We need to maintain the ability to run guest operating systems on the core product. This is done today using additional core-shards that are added manually to the build using GN arguments. Each core shard provides support for a single guest. Nothing in this proposal requires changes to how this works, however it vastly simplifies component routing since the vmm and the associated devices are responsible for the majority of the capability routes into the guest manager shards.

For future work we could change how we launch GuestManager components for development purposes. Simple guests, like debian or zircon don't require any capabilities aside from GuestLifecycle, so we could support launching these components into a collection of their own to reduce the number of custom core-realm shards are needed to support virtualization workflows.

Security considerations

The vmm needs some privileged capabilities to properly operate (ex: the HypervisorResource, some /dev directories). This design avoids exposing these privileged capabilities to the session.

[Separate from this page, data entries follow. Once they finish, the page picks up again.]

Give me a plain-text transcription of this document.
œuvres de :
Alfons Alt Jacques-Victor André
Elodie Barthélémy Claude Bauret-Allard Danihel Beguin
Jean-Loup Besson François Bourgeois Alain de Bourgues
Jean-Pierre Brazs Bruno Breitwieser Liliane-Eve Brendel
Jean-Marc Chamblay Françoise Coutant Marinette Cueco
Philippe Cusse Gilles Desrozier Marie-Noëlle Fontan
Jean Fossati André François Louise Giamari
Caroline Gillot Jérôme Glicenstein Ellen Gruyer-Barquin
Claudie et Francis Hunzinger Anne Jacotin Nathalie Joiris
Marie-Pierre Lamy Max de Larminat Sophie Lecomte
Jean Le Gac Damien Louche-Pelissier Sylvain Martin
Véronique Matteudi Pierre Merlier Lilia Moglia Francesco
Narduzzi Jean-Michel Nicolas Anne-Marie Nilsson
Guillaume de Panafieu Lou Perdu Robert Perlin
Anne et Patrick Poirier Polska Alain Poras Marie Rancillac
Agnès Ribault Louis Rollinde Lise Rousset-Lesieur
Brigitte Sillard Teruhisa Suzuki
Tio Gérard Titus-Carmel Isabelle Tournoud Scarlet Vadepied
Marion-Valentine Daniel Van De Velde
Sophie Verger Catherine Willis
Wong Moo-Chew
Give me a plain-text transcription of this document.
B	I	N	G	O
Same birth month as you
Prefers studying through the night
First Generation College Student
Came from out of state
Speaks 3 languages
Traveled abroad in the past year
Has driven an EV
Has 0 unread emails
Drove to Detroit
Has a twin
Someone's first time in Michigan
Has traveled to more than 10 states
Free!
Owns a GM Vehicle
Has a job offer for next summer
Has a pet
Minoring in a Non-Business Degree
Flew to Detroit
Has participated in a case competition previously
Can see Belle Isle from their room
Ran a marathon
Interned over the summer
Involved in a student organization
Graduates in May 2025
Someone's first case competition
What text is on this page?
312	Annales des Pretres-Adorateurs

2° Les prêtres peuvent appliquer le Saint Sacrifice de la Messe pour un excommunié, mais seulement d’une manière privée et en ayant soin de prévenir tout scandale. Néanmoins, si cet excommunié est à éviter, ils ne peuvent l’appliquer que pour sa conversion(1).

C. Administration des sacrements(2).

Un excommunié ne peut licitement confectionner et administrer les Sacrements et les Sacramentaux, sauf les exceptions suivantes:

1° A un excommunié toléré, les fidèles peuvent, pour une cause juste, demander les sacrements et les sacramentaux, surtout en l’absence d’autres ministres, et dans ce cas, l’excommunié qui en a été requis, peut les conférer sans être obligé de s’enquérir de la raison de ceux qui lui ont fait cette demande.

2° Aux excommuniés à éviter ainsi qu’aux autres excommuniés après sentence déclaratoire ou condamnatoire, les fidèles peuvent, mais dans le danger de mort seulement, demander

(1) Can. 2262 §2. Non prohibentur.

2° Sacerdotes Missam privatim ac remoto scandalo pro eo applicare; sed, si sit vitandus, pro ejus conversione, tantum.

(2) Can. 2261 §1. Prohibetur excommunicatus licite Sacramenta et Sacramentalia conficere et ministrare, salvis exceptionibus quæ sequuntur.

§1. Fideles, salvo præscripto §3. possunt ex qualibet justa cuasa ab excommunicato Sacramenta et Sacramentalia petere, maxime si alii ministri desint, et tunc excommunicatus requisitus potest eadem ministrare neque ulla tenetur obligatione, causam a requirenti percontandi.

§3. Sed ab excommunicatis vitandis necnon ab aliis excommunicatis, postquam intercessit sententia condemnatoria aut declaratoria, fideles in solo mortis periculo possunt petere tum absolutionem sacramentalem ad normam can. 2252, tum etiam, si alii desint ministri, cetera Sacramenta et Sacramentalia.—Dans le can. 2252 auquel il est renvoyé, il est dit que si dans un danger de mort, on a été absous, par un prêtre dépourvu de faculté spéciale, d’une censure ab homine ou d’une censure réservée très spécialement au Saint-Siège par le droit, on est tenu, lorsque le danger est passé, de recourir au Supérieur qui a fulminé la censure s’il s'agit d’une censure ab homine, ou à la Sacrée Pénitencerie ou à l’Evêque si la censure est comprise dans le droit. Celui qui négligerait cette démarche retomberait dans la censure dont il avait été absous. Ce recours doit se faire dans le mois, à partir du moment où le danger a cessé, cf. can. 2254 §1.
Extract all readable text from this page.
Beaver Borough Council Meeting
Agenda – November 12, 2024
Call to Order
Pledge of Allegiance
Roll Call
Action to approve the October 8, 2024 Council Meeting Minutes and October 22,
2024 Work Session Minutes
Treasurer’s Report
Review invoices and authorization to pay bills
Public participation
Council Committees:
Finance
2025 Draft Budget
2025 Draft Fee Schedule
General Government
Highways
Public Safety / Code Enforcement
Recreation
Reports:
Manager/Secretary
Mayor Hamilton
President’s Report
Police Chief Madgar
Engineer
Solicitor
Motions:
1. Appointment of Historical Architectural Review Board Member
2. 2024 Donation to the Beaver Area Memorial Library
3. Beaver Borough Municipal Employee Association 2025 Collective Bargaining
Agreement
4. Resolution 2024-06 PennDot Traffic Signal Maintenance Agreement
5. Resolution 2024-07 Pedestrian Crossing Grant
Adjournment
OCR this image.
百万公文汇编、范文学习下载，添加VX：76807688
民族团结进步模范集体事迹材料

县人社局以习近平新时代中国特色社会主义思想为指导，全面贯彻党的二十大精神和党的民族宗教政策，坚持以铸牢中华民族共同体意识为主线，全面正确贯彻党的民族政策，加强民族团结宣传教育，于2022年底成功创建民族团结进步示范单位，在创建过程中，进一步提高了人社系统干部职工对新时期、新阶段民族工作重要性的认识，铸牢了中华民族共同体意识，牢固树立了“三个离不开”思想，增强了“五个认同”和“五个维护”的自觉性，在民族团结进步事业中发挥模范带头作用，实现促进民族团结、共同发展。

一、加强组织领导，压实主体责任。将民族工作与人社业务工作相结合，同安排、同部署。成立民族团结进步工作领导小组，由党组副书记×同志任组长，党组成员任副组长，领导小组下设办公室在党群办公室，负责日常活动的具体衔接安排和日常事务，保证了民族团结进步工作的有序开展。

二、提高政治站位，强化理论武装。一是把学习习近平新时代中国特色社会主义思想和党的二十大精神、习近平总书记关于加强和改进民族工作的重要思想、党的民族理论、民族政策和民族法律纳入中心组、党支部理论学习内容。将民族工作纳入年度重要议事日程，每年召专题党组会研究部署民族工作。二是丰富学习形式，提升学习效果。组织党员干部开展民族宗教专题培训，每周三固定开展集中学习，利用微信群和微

One capability difference with this design is before we offered a protocol that represented a single VM instance (ex: fuchsia.virtualization.TerminaGuestManager) and now we will offer a capability to create an arbitrary number VM instances using the fuchsia.virtualization.GuestManager protocol. This capability is exposed through the vmm component only and we will not allow the session to launch arbitrary components into the collection that contains the vmms instances.

Any guests created by a session will be stopped whenever their GuestLifecycle channel has closed to ensure no guests continue running after the user session has stopped.

To avoid leaking state between vmm instances, mutable directory capabilities will be dynamically routed to vmm instances from the corresponding GuestManager component associated with each instance, rather than, for example, statically routing a shared directory capability. This also allows for sessions to manage and protect stateful VM data in a consistent way.

Documentation

Details of how products consume virtualization will be documented in a new section of the virtualization documentation on fuchsia.dev. This will include details on the set of FIDL protocols that the product session can consume and any best practices.

Testing

As part of this change all the existing integration tests will be converted to use the vmm_launcher to demonstrate correct functionality. We will also explore possible ways to fuzz test the vmm_launcher to verify that vmm instances are not routed shared, stateful capabilities.

Alternatives Considered

Remove the need for a VmmLauncher component

vmm_launcher.cm as proposed in this document doesn't do anything interesting, it just creates components into a collection in response to in-bound connection requests. This is something that could be handled by the Component Framework directly which would allow us to remove this component. For example, to support this the Component Framework could provide a way to create a homogeneous collection of components. Instead of creating a dynamic child into these collections, components would be auto-started whenever they were connected to.

Adding a bespoke component to do this is not a large amount of work, but if this is a common pattern it may make sense to consider adding this to the Component Framework directly.

Add an explicit VmmLauncher protocol

Instead of implicitly creating new vmm components in response to a connection to the existing GuestLifecycle protocol, we could create a new, named protocol to use for the VmmLauncher. This design would be appropriate if we find the need to expand the API footprint to include more functionality than what is currently proposed.

library fuchsia.virtualization;

@discoverable
protocol VmmLauncher {
    /// Launches a new, uninitialized virtual machine. The bound
    /// `GuestLifecycle` can be used to initialize the VM and start or stop it.
    ///
    /// The VM will be stopped and the component destroyed when the
    ///`GuestLifecycle` channel is closed.
    Launch(resource struct {
        lifecycle server_end:GuestLifecycle;
    });

    /// ... other functionality ...
};

Since we don't require any additional functionality yet we will prefer to just use the existing set of protocols instead.